Reviews of Bellesguard
This popular venue continues to attract a variety of visitors from locally and internationally. Many are following the trail of this artist’s highlights whilst others have a more general interest in either architecture or the city of Barcelona as a whole. See below for a number of reviews of this destination that were gleaned from Tripadvisor.
Exceptional hidden gem of the modernism in Barcelona. Really worth a visit which is well explained with the audioguide. Incredible architecture by Gaudi and not really touristic place. Exceptional view from the top of it. Really worth a visit.
Bellesguard, also known as Casa Figueres, is a modernist manor house designed by Gaudí, which was constructed between 1900 and 1909. It is located at the Sarrià-Sant Gervasi district of Barcelona. Gaudí's inspired the medieval castle that once stood on the same site. This Gaudi house is much less busy with tourists than any of the others we visited probably due to it's location a bit further away . It is easy to reach here by bus. The only way to visit the castle is to join the guided tour. Tickets were cheap . If you are Gaudi fan you should not miss this one. Any fan of Gaudi will enjoy this place. The view from the roof is one of the best in Barcelona. Definitely recommended.

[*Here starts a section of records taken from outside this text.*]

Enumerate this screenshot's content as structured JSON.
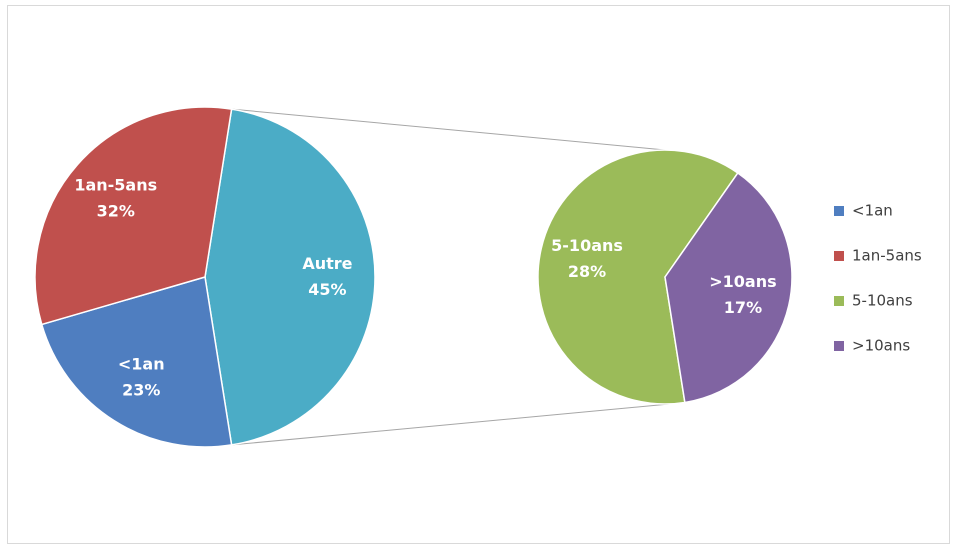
{
  "chart_data": {
    "type": "pie-of-pie",
    "categories": [
      "<1an",
      "1an-5ans",
      "5-10ans",
      ">10ans"
    ],
    "values": [
      23,
      32,
      28,
      17
    ],
    "value_labels": [
      "23%",
      "32%",
      "28%",
      "17%"
    ],
    "colors": [
      "#4f7ec0",
      "#c0504d",
      "#9bbb59",
      "#8064a2"
    ],
    "other_label": "Autre",
    "other_value": 45,
    "other_value_label": "45%",
    "other_color": "#4bacc6",
    "legend": "right"
  }
}
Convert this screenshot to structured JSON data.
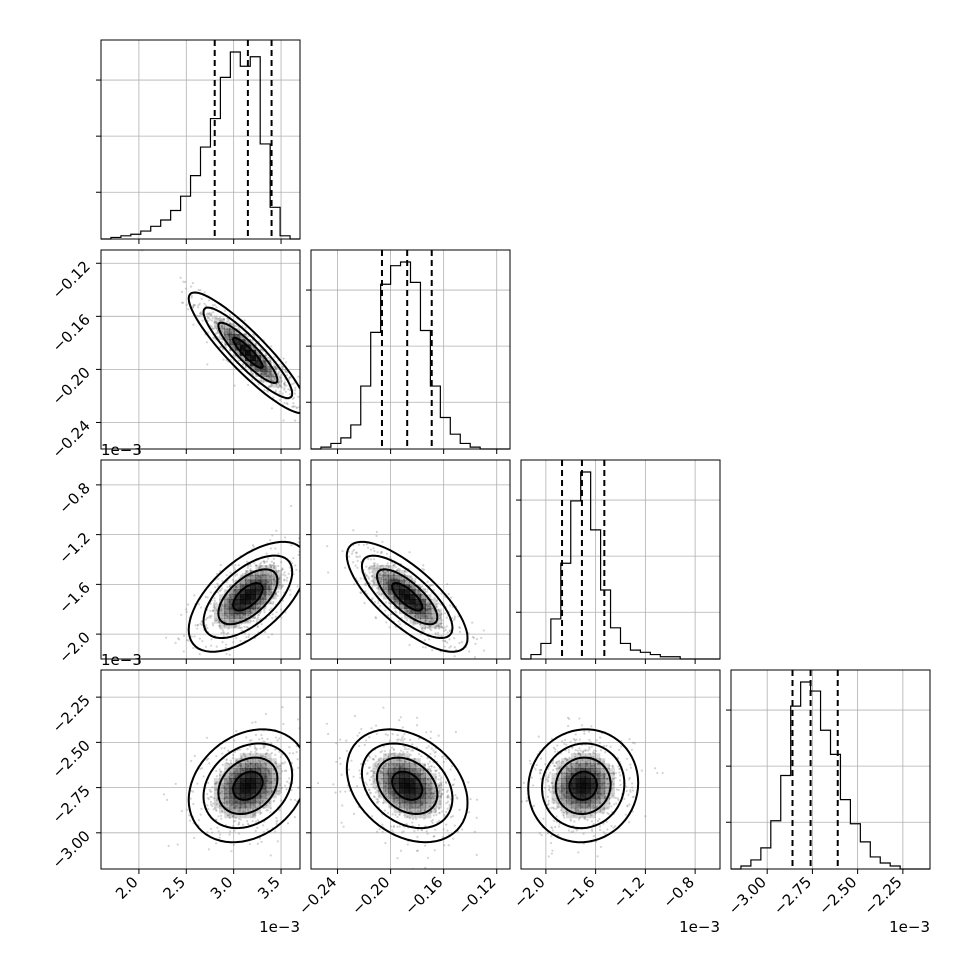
{
  "chart_data": {
    "type": "corner",
    "parameters": [
      {
        "range": [
          0.0016,
          0.0037
        ],
        "ticks": [
          0.002,
          0.0025,
          0.003,
          0.0035
        ],
        "tick_labels": [
          "2.0",
          "2.5",
          "3.0",
          "3.5"
        ],
        "offset_label": "1e−3",
        "quantiles": [
          0.0028,
          0.00315,
          0.0034
        ],
        "hist_edges_start": 0.0016,
        "hist_bin_width": 0.000105,
        "hist_counts": [
          0,
          1,
          2,
          3,
          5,
          8,
          12,
          18,
          27,
          40,
          58,
          76,
          102,
          118,
          109,
          115,
          60,
          20,
          2,
          0
        ]
      },
      {
        "range": [
          -0.26,
          -0.11
        ],
        "ticks": [
          -0.24,
          -0.2,
          -0.16,
          -0.12
        ],
        "tick_labels": [
          "−0.24",
          "−0.20",
          "−0.16",
          "−0.12"
        ],
        "offset_label": "",
        "quantiles": [
          -0.2065,
          -0.1875,
          -0.169
        ],
        "hist_edges_start": -0.26,
        "hist_bin_width": 0.0075,
        "hist_counts": [
          0,
          1,
          3,
          6,
          13,
          34,
          63,
          89,
          99,
          101,
          90,
          64,
          34,
          17,
          8,
          3,
          1,
          0,
          0,
          0
        ]
      },
      {
        "range": [
          -0.0022,
          -0.0006
        ],
        "ticks": [
          -0.002,
          -0.0016,
          -0.0012,
          -0.0008
        ],
        "tick_labels": [
          "−2.0",
          "−1.6",
          "−1.2",
          "−0.8"
        ],
        "offset_label": "1e−3",
        "quantiles": [
          -0.00187,
          -0.00171,
          -0.00153
        ],
        "hist_edges_start": -0.0022,
        "hist_bin_width": 8e-05,
        "hist_counts": [
          0,
          2,
          7,
          18,
          43,
          71,
          84,
          58,
          31,
          14,
          7,
          4,
          3,
          2,
          1,
          1,
          0,
          0,
          0,
          0
        ]
      },
      {
        "range": [
          -0.0032,
          -0.0021
        ],
        "ticks": [
          -0.003,
          -0.00275,
          -0.0025,
          -0.00225
        ],
        "tick_labels": [
          "−3.00",
          "−2.75",
          "−2.50",
          "−2.25"
        ],
        "offset_label": "1e−3",
        "quantiles": [
          -0.00286,
          -0.00276,
          -0.00261
        ],
        "hist_edges_start": -0.0032,
        "hist_bin_width": 5.5e-05,
        "hist_counts": [
          0,
          1,
          3,
          7,
          16,
          31,
          54,
          62,
          59,
          46,
          38,
          23,
          15,
          9,
          4,
          2,
          1,
          0,
          0,
          0
        ]
      }
    ],
    "pairs": [
      {
        "row": 1,
        "col": 0,
        "corr": -0.9,
        "mean": [
          0.00315,
          -0.1875
        ],
        "sd": [
          0.00024,
          0.0175
        ]
      },
      {
        "row": 2,
        "col": 0,
        "corr": 0.6,
        "mean": [
          0.00315,
          -0.0017
        ],
        "sd": [
          0.00024,
          0.00017
        ]
      },
      {
        "row": 2,
        "col": 1,
        "corr": -0.75,
        "mean": [
          -0.1875,
          -0.0017
        ],
        "sd": [
          0.0175,
          0.00017
        ]
      },
      {
        "row": 3,
        "col": 0,
        "corr": 0.25,
        "mean": [
          0.00315,
          -0.00274
        ],
        "sd": [
          0.00024,
          0.00012
        ]
      },
      {
        "row": 3,
        "col": 1,
        "corr": -0.3,
        "mean": [
          -0.1875,
          -0.00274
        ],
        "sd": [
          0.0175,
          0.00012
        ]
      },
      {
        "row": 3,
        "col": 2,
        "corr": 0.05,
        "mean": [
          -0.0017,
          -0.00274
        ],
        "sd": [
          0.00017,
          0.00012
        ]
      }
    ],
    "contour_levels_sigma": [
      0.5,
      1.0,
      1.5,
      2.0
    ],
    "colors": {
      "points": "#808080",
      "density": "#000000",
      "lines": "#000000",
      "grid": "#b0b0b0"
    }
  }
}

Visited Torre Bellesguard alongside the nearby Parc del Laberint d’Horta. Really interesting audio guide rich with information and beautiful and unique house with a rich history...very surprised to hear it was once used as a Obstetric and Gynaecology hospital so many residents of Barcelona were born there! Both the exterior and interior of the house were full of Catalan and religious symbolism and quirky archeological features to fit Gaudi’s vision...would highly recommend for any Gaudi enthusiast!